I threw the DVDs in again to check the quality. WOODCARVER looks and sounds great. Whatever print they used was clean, no scratches or faded colors. That said, understand that it represents the original film stock used, in full 70s color, more muted than today’s pseudo-vibrant HD shooting. It looks beautiful — pure. Sound is clean as well. Subtitles are new and come from the DVD, not the print, and are white with a black outline on each letter, perfect. The film after that, DARK GLOW OF THE MOUNTAINS, also looks and sounds great. It has an English narrator over German dialogue. Rumor has it that Herzog likes English narration better for some of his docs than strict subtitles.
On disc one I checked Herzog’s very first film, the short HERAKLES, a strange predecessor to “An Inconvenient Truth” as if edited by Bruce Conner, with powerlifters presented with 20th century Herculean challenges. It has some scratches but its in really good shape, again with new video subtitles. Some of the other shorts on the same disc, also very rare, have minor scratches at the beginning but stop soon after. THE FLYING DOCTORS OF EAST AFRICA looks amazing with some Technicolor-looking moments. And if you know German, you can watch the German language version sans narration or subs.
I also checked I AM MY FILMS, a feature doc about Herzog that I previously saw a bootleg VHS of that was 100th generation. Here it is back to normal, some dark shots but they look correct, on the fly with no lighting. Set up interviews with proper lighting looking good and clear. Although its disturbing to see Herzog without a moustache, like Superman without the cape.
Other spot checks looked real good. Obviously the newer films look wonderful. I think its safe to say this collection represents the best quality of these films, especially when dealing with the rarity of some titles.
Incidentally, after starting WOODCARVER I totally forgot what I was looking for because the film is so dam good. Those slow motion shots?!? The insight into true human flight? Herzog wearing a Dallas Cowboys jacket? Killer.
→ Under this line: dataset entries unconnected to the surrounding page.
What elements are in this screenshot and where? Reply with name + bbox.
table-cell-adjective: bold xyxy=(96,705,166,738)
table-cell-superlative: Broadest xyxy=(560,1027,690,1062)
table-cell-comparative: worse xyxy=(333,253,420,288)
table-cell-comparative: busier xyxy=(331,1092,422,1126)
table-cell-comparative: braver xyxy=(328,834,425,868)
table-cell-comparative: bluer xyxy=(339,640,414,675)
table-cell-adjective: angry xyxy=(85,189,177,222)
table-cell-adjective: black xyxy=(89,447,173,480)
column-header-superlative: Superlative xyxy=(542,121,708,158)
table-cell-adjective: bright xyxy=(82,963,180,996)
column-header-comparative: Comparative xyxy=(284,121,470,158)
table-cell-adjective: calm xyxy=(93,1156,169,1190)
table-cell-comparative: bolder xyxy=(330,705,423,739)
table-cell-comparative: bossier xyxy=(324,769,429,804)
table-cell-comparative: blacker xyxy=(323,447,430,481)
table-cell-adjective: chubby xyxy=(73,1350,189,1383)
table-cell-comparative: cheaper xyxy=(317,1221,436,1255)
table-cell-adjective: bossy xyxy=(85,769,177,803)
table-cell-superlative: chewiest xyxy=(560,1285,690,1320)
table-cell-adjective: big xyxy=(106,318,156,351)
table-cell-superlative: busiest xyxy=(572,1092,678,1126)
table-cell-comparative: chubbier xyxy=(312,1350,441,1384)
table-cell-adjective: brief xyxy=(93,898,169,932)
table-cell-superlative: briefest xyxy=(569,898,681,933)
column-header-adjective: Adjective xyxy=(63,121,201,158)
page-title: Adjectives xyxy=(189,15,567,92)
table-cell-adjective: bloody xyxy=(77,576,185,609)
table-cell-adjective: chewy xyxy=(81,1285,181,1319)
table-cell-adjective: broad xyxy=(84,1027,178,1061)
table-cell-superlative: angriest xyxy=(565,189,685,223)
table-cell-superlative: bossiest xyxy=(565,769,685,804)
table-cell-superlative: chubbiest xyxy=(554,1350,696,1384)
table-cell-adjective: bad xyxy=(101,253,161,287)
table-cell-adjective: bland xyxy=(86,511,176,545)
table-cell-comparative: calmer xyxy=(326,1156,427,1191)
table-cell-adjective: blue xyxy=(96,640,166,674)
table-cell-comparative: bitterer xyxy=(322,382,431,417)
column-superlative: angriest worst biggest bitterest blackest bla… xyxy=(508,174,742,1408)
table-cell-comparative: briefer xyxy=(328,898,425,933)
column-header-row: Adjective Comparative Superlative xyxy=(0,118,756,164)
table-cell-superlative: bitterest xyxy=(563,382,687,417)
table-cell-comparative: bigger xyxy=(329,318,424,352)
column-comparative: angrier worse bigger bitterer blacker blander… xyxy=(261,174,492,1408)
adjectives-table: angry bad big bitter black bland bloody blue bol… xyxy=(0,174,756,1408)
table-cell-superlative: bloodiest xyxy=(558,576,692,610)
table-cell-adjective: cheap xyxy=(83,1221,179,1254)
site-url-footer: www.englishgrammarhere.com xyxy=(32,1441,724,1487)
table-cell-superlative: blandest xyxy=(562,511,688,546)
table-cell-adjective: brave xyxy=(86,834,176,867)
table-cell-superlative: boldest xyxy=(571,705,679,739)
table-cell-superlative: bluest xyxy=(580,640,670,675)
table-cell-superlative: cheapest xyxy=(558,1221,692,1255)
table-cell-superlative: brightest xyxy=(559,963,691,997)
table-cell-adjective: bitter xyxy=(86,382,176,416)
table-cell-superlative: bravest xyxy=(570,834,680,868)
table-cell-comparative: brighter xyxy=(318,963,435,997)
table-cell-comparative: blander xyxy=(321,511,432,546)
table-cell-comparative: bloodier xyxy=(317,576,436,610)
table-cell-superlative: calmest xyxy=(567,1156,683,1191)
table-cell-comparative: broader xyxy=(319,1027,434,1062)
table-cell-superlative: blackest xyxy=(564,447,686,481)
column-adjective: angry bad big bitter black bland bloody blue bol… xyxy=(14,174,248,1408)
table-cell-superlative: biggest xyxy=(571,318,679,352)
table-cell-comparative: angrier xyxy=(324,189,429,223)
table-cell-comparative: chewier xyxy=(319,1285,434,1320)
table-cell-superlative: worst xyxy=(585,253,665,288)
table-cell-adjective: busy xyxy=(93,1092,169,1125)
And I have to disagree about the cost. $40 a disc is not worse than any special edition disc and if you buy the set it averages only $32 each. That is a deal for films that are guaranteed incredible, many impossible to find, and the money goes to the filmmaker (I am assuming from his website). Buy it now.
-Plante
Will these discs play in standard US DVD players?
Thanks Mike.
yep! Region 0, the way all things should be.